Readings: 2 Kings 22:3-20, 2 Chronicles 34:8-28

If you are following along you may have noticed that I skipped a day. I barely kept my Lenten commitment. Instead, I had to ask God to take care of me yesterday. I had nothing to give, nothing to share, and nothing to say. He kept me focused on the task at hand, keeping me distracted until I went to the doctor this morning. I’m having surgery six weeks from today. Something I have been trying to milk along for a year now thanks to covid, but is only getting worse instead of better. The recovery will be 4 – 6 months. Part of me is excited because I have high hopes of a full recovery and getting out and seeing the world that I miss and feeling strong again. I have felt weak for a while now. Luckily very little was asked of me during these months of isolation. But now I have so much to look forward to, a wedding in 2022, trips to plan ( maybe even a visit to the promised land when all of this is over), and weight to lose after being less active these last 12 months. I’m ready to start new. Which is a good lead into our story.

The people of Judah while cleaning the temple, initiating new reforms instilled by their king, found the old book of the law. It’s odd. It never dawned on me before that they didn’t have it. I’m so dependent on God’s Word to lead me in the right direction, that I can not even fathom having to navigate life without it. But I guess that’s what they were doing. “When the king heard what was written in the Book of the Law, he tore his clothes in despair. ……We have not been doing everything it says we must do.” 2 Kings 22: 11 & 13b. This just blows me away. God speaking through prophets, God leading Josiah in his ways, and what did they have to go by? Very little. I guess that’s why the words of the prophets were so influential during these times, Isaiah whispering God’s words in the ears of Hezekiah. And in our readings today, Josiah sends his priest to inquire of a prophet to understand the words written in the scrolls they had found.

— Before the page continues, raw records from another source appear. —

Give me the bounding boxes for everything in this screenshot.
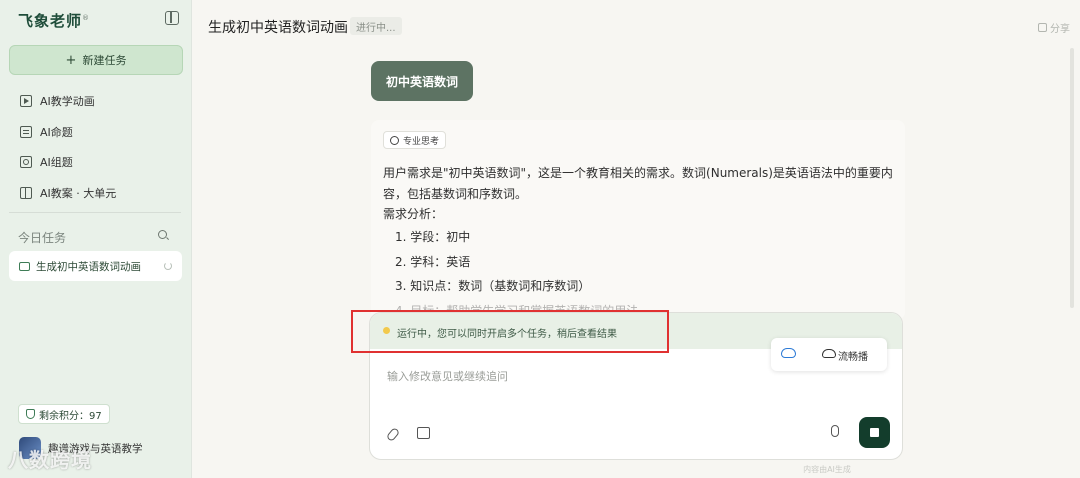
sidebar-collapse-icon[interactable] (165, 11, 179, 25)
doc-icon (20, 125, 32, 138)
sidebar-item-label: AI组题 (40, 156, 73, 170)
brain-icon (390, 135, 399, 145)
stop-button[interactable] (859, 417, 890, 448)
share-button[interactable]: 分享 (1038, 20, 1070, 35)
points-label: 剩余积分：97 (39, 410, 102, 422)
think-tag-label: 专业思考 (403, 136, 440, 147)
sidebar-divider (9, 212, 181, 213)
sidebar: 飞象老师® + 新建任务 AI教学动画 AI命题 AI组题 AI教案 · 大单元… (0, 0, 192, 478)
list-item: 2. 学科：英语 (395, 254, 471, 269)
running-notice-text: 运行中，您可以同时开启多个任务，稍后查看结果 (397, 329, 617, 340)
composer-panel: 运行中，您可以同时开启多个任务，稍后查看结果 流畅播 输入修改意见或继续追问 (369, 312, 903, 460)
think-mode-tag[interactable]: 专业思考 (383, 131, 447, 149)
task-list-item[interactable]: 生成初中英语数词动画 (9, 251, 182, 281)
app-logo[interactable]: 飞象老师® (18, 10, 90, 31)
sidebar-item-label: AI教案 · 大单元 (40, 186, 117, 200)
microphone-icon[interactable] (831, 425, 839, 437)
share-icon (1038, 23, 1047, 32)
sidebar-item-ai-animation[interactable]: AI教学动画 (20, 86, 116, 117)
ai-disclaimer: 内容由AI生成 (803, 465, 851, 474)
reply-paragraph: 用户需求是"初中英语数词"，这是一个教育相关的需求。数词(Numerals)是英… (383, 166, 893, 201)
book-icon (20, 186, 32, 199)
search-icon[interactable] (158, 230, 167, 239)
cloud-icon[interactable] (781, 348, 796, 358)
list-item: 3. 知识点：数词（基数词和序数词） (395, 279, 591, 293)
assistant-reply: 专业思考 用户需求是"初中英语数词"，这是一个教育相关的需求。数词(Numera… (371, 120, 905, 320)
sidebar-item-ai-exam[interactable]: AI命题 (20, 117, 116, 148)
status-dot-icon (383, 327, 390, 334)
cloud-upload-icon (822, 349, 836, 358)
scrollbar[interactable] (1070, 48, 1074, 308)
new-task-label: 新建任务 (82, 54, 127, 67)
attachment-icon[interactable] (385, 426, 401, 443)
loading-spinner-icon (164, 262, 172, 270)
new-task-button[interactable]: + 新建任务 (9, 45, 183, 75)
image-upload-icon[interactable] (417, 427, 430, 439)
message-input[interactable]: 输入修改意见或继续追问 (387, 368, 508, 384)
points-badge[interactable]: 剩余积分：97 (18, 404, 110, 424)
sidebar-item-ai-compose[interactable]: AI组题 (20, 147, 116, 178)
stream-button[interactable]: 流畅播 (838, 348, 868, 363)
status-badge: 进行中... (350, 17, 402, 35)
user-message-bubble: 初中英语数词 (371, 61, 473, 101)
image-icon (20, 156, 32, 169)
task-label: 生成初中英语数词动画 (36, 260, 141, 273)
main-area: 生成初中英语数词动画 进行中... 分享 初中英语数词 专业思考 用户需求是"初… (192, 0, 1080, 478)
share-label: 分享 (1050, 24, 1070, 35)
analysis-list: 1. 学段：初中 2. 学科：英语 3. 知识点：数词（基数词和序数词） 4. … (395, 225, 638, 323)
stream-popup: 流畅播 (771, 338, 887, 371)
watermark: 八数跨境 (8, 448, 92, 472)
chat-icon (19, 261, 30, 271)
shield-icon (26, 409, 35, 419)
analysis-title: 需求分析： (383, 207, 444, 221)
list-item: 1. 学段：初中 (395, 230, 471, 244)
page-title: 生成初中英语数词动画 (208, 20, 348, 36)
today-tasks-heading: 今日任务 (18, 231, 67, 245)
plus-icon: + (65, 52, 77, 68)
sidebar-nav: AI教学动画 AI命题 AI组题 AI教案 · 大单元 (20, 86, 116, 208)
sidebar-item-ai-lesson-plan[interactable]: AI教案 · 大单元 (20, 178, 116, 209)
sidebar-item-label: AI命题 (40, 125, 73, 139)
sidebar-item-label: AI教学动画 (40, 95, 95, 109)
play-icon (20, 95, 32, 108)
stop-icon (870, 428, 879, 437)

Josiah’s priest does turn to the advice of a prophet, a prophetess non the less. The great prophetess Huldah! Scripture states that she “lived in the New Quarter of Jerusalem, which was separated into 4 quadrants. She lived in the second one, where the temple was also located. She most likely lived close to both the palace and the temple.” (1) Interestingly today Jerusalem is still divided into quarters, four quarters: Jewish, Christian, Muslim, and Armenian.

Huldah the prophet states, “all the words written in the scrolls that the King of Judah has read will come true”. (2 Kings 22:16) Within these scrolls must have been more than just the book of Deuteronomy or Leviticus. Maybe a little Amos there too, a prophet that foretold the fate of Israel. But the most beautiful part of her prophecy, as told from the mouth of a woman, was her description of the fate of our beloved King. She gave a prophecy true to the heart of a woman. She leads in with despair but finishes with promises. She sees beyond the King’s authority. God allows her to see his humbleness, his tears. “You were sorry and humbled yourself before the Lord when you heard what I said against this city and its people, that this land would be cursed and become desolate. You tore your clothing in despair and wept before me in repentance. And I have indeed heard you, says the Lord.” A young man of 26 now in tears of repentance. She had watched him grow up next door, a boy of only eight being thrown into this authoritarian role. God allowed her to see his heart. Was she a mother too?

God’s promise to Josiah, should send us all to our knees. “I have indeed heard you, says the Lord. So I will not send the promised disaster until after you have died and been buried in peace. You will not see the disaster I am going to bring on this city. ” He is a God, that sees our repentant hearts. He hears our cries. And He sometimes changes his mind.